Variational Autoencoders (VAEs)
Variational Autoencoders (VAEs)
Working notes on the mathematical foundations of VAEs
Problem Setup
Given: Samples $x$ from a distribution of interest
Goal: Model the true distribution $p(x)$, then generate new samples from our approximate distribution
Related approaches to explore: Autoregressive models, normalizing flows, variational autoencoders, energy-based models, score-based generative models
The Evidence Lower Bound (ELBO)
Why We Need It
Let $p(x, z)$ be the joint distribution of data and latent variables.
In a likelihood-based approach, we’d want to learn a model to maximize $p(x)$:
\[p(x) = \int_z p(x, z) \, dz \quad \text{or} \quad p(x) = \frac{p(x, z)}{p(z|x)}\]The difficulties:
- The integral over $z$ is difficult to compute
-
We need access to the ground truth latent encoder $p(z x)$
Deriving the ELBO
Approach: Derive the Evidence Lower Bound (ELBO)
| Introduce $g_\phi(z | x)$: an approximate variational distribution with parameters $\phi$ that we seek to optimize. This model is meant to learn the true distribution over latent variables for given observations $x$. |
Starting from the log-likelihood:
\[\log p(x) = \log \int_z p(x, z) \, dz\]Multiply and divide by the variational distribution:
\[= \log \int_z \frac{p(x, z) \cdot g_\phi(z|x)}{g_\phi(z|x)} \, dz\] \[= \log \mathbb{E}_{g_\phi(z|x)} \left[ \frac{p(x, z)}{g_\phi(z|x)} \right]\]Apply Jensen’s inequality (since log is concave):
\[\geq \mathbb{E}_{g_\phi(z|x)} \left[ \log \frac{p(x, z)}{g_\phi(z|x)} \right]\]This is the ELBO — a lower bound on the log-probability (the “evidence”).
Decomposing the ELBO
We can show that:
\[\log p(x) = \mathbb{E}_{g_\phi(z|x)} \left[ \log \frac{p(x, z)}{g_\phi(z|x)} \right] + D_{KL}(g_\phi(z|x) \| p(z|x))\]Since KL divergence is always $\geq 0$, we have:
\[\log p(x) \geq \mathbb{E}_{g_\phi(z|x)} \left[ \log \frac{p(x, z)}{g_\phi(z|x)} \right] = \text{ELBO}\]The KL term represents the difference between the true encoder and the learned encoder. It’s non-negative, so we drop it from the objective.

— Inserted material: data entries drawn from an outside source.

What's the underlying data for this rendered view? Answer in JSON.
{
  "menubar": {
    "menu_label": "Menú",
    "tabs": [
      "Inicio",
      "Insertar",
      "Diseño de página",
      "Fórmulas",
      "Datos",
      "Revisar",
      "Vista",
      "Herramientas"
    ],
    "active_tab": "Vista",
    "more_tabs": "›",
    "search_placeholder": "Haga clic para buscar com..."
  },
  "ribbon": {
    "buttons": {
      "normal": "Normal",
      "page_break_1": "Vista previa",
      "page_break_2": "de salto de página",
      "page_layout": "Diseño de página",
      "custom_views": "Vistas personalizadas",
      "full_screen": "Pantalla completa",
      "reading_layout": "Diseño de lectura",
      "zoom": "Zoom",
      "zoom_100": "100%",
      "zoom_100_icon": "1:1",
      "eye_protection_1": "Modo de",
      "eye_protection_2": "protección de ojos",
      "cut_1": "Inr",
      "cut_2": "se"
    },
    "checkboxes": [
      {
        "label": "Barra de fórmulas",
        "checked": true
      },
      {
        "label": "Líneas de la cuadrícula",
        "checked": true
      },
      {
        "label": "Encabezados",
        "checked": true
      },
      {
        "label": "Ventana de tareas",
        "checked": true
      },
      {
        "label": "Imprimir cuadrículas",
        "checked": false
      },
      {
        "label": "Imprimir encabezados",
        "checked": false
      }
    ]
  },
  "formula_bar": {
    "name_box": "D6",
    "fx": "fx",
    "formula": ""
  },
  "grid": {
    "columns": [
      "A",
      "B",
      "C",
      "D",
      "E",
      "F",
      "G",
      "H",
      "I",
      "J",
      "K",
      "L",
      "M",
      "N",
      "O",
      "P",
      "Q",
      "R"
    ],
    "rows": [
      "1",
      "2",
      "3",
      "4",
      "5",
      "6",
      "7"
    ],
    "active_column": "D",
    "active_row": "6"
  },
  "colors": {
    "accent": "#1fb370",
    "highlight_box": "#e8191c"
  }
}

| Key insight: We want to optimize the parameters of the variational posterior $g_\phi(z | x)$ to match the true posterior $p(z | x)$. We could do this by minimizing their KL divergence, but we don’t have access to the ground truth posterior $p(z | x)$. |
Alternative: Maximize the ELBO. Since $\log p(x) = \text{ELBO} + D_{KL}$, and $\log p(x)$ is a constant, minimizing $D_{KL}$ is equivalent to maximizing the ELBO.
VAE Architecture
Encoder Decoder
┌─────────────┐ ┌─────────────┐
│ │ μ(x) │ │
x ─┤ E_φ ├──────┬───z───┤ D_θ ├── x̂
│ │ │ │ │
└─────────────┘ log σ²(x) └─────────────┘
│
z = μ_φ(x) + σ(x) ⊙ ε̂
where ε̂ ~ N(0, I)
| Encoder: $g_\phi(z | x)$ maps observations to latents |
| Decoder: $p_\theta(x | z)$ maps latents to observations |
Expanding the ELBO for VAEs
\[\mathbb{E}_{g_\phi(z|x)} \left[ \log \frac{p(x, z)}{g_\phi(z|x)} \right] = \mathbb{E}_{g_\phi(z|x)} \left[ \log \frac{p(z) \cdot p_\theta(x|z)}{g_\phi(z|x)} \right]\] \[= \mathbb{E}_{g_\phi(z|x)} \left[ \log p_\theta(x|z) \right] + \mathbb{E}_{g_\phi(z|x)} \left[ \log \frac{p(z)}{g_\phi(z|x)} \right]\] \[= \mathbb{E}_{g_\phi(z|x)} \left[ \log p_\theta(x|z) \right] - D_{KL}(g_\phi(z|x) \| p(z))\]This gives us:
\[\text{ELBO} = \underbrace{\mathbb{E}_{g_\phi(z|x)} \left[ \log p_\theta(x|z) \right]}_{\text{Reconstruction term}} - \underbrace{D_{KL}(g_\phi(z|x) \| p(z))}_{\text{Prior matching term}}\]- Reconstruction term: How well does the decoder reconstruct $x$ from samples of $z$?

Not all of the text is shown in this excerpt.